Aceh – Detikkasus.co.id, Bendera Merah Putih yang terpasang di depan kantor Geuchik Gampong Seulalah, Kecamatan Langsa Lama, Kota Langsa.
Bendera merah putih terlihat kusam ,koyak dan robek tapi masih di pasang di tiang depan kantor Geuchik, mesti sudah tak layak lagi untuk di pakai .
Pantauan media Detikkasus co.id, perwakilan Aceh, Rabu, 13 Mai 2026,
didepan kantor Geuchik Gampong Seulalah tersebut masih berkibar bendera merah putih yang sudah rusak. Diduga kurang Penghormatan terhadap Bendera Merah Putih sebagai simbol kedaulatan negara kembali di Kantor Geuchik Gampong Seulalah tersebut.
media ini menemukan Bendera Merah Putih dalam kondisi sobek, lusuh, dan tidak layak pakai tetap dikibarkan di halaman Kantor Geuchik Seulalah, Kecamatan Langsa Lama, Kota Langsa.
Fakta tersebut menimbulkan pertanyaan serius, sebab pengibaran bendera negara dalam kondisi rusak secara tegas dilarang oleh Undang-Undang Nomor 24 Tahun 2009 tentang Bendera, Bahasa, dan Lambang Negara, serta Lagu Kebangsaan.

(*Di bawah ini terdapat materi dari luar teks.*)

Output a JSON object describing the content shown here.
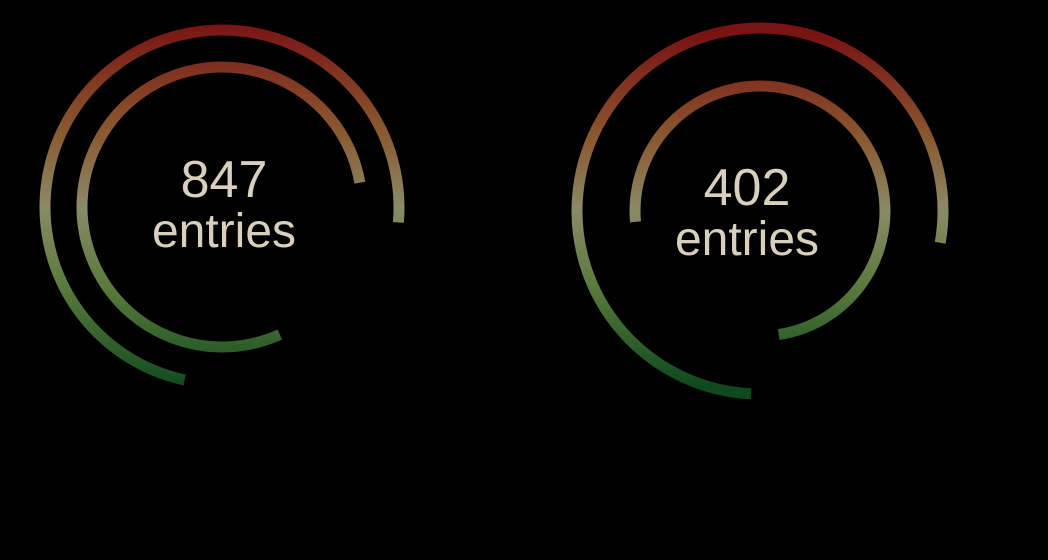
{
  "colors": {
    "background": "#000000",
    "text": "#d8d0bc",
    "gradient_top": "#7a1414",
    "gradient_upper": "#8a5a30",
    "gradient_mid": "#8a8a68",
    "gradient_lower": "#5a7a3c",
    "gradient_bottom": "#0f4a1e"
  },
  "widgets": [
    {
      "count": "847",
      "unit": "entries",
      "rings": [
        {
          "name": "outer",
          "fraction": 0.73
        },
        {
          "name": "inner",
          "fraction": 0.79
        }
      ]
    },
    {
      "count": "402",
      "unit": "entries",
      "rings": [
        {
          "name": "outer",
          "fraction": 0.77
        },
        {
          "name": "inner",
          "fraction": 0.74
        }
      ]
    }
  ]
}
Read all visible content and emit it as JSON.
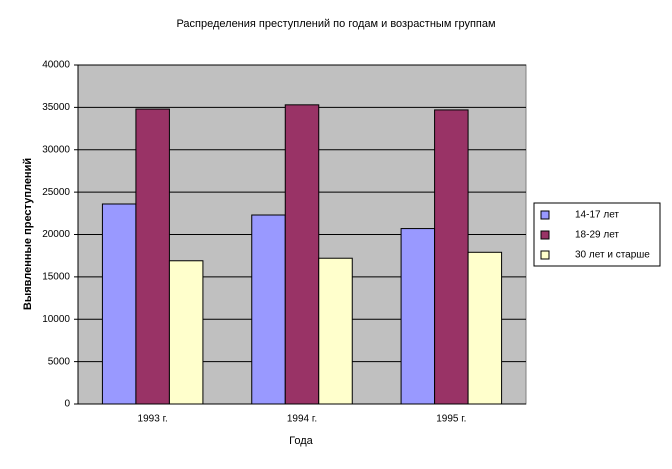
{
  "chart_data": {
    "type": "bar",
    "title": "Распределения преступлений по годам и возрастным группам",
    "x_label": "Года",
    "y_label": "Выявленные преступлений",
    "categories": [
      "1993 г.",
      "1994 г.",
      "1995 г."
    ],
    "series": [
      {
        "name": "14-17 лет",
        "color": "#9999ff",
        "values": [
          23600,
          22300,
          20700
        ]
      },
      {
        "name": "18-29 лет",
        "color": "#993366",
        "values": [
          34800,
          35300,
          34700
        ]
      },
      {
        "name": "30 лет и старше",
        "color": "#ffffcc",
        "values": [
          16900,
          17200,
          17900
        ]
      }
    ],
    "ylim": [
      0,
      40000
    ],
    "yticks": [
      0,
      5000,
      10000,
      15000,
      20000,
      25000,
      30000,
      35000,
      40000
    ],
    "grid": true,
    "legend": "right"
  }
}
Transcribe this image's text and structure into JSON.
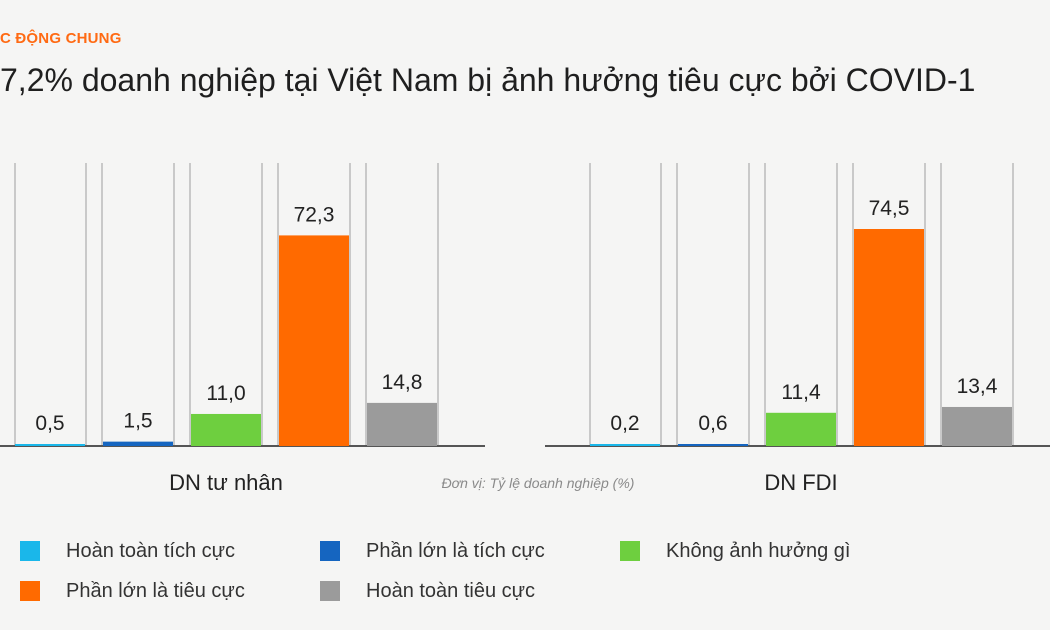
{
  "header": {
    "kicker": "C ĐỘNG CHUNG",
    "title": "7,2% doanh nghiệp tại Việt Nam bị ảnh hưởng tiêu cực bởi COVID-1"
  },
  "colors": {
    "hoan_toan_tich_cuc": "#1ab7ea",
    "phan_lon_tich_cuc": "#1565c0",
    "khong_anh_huong": "#6ecf3f",
    "phan_lon_tieu_cuc": "#ff6a00",
    "hoan_toan_tieu_cuc": "#9b9b9b"
  },
  "chart_data": {
    "type": "bar",
    "unit_note": "Đơn vị: Tỷ lệ doanh nghiệp (%)",
    "groups": [
      "DN tư nhân",
      "DN FDI"
    ],
    "series": [
      {
        "name": "Hoàn toàn tích cực",
        "values": [
          0.5,
          0.2
        ],
        "labels": [
          "0,5",
          "0,2"
        ],
        "color": "#1ab7ea"
      },
      {
        "name": "Phần lớn là tích cực",
        "values": [
          1.5,
          0.6
        ],
        "labels": [
          "1,5",
          "0,6"
        ],
        "color": "#1565c0"
      },
      {
        "name": "Không ảnh hưởng gì",
        "values": [
          11.0,
          11.4
        ],
        "labels": [
          "11,0",
          "11,4"
        ],
        "color": "#6ecf3f"
      },
      {
        "name": "Phần lớn là tiêu cực",
        "values": [
          72.3,
          74.5
        ],
        "labels": [
          "72,3",
          "74,5"
        ],
        "color": "#ff6a00"
      },
      {
        "name": "Hoàn toàn tiêu cực",
        "values": [
          14.8,
          13.4
        ],
        "labels": [
          "14,8",
          "13,4"
        ],
        "color": "#9b9b9b"
      }
    ],
    "ylim": [
      0,
      74.5
    ],
    "legend_position": "bottom"
  }
}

Dalam Pasal 24 huruf c, disebutkan bahwa setiap orang dilarang mengibarkan bendera negara yang robek, rusak, luntur, kusut, atau kusam.
Lebih jauh, Pasal 67 huruf b mengatur bahwa pelanggaran atas ketentuan tersebut dapat dikenai sanksi pidana berupa kurungan atau denda.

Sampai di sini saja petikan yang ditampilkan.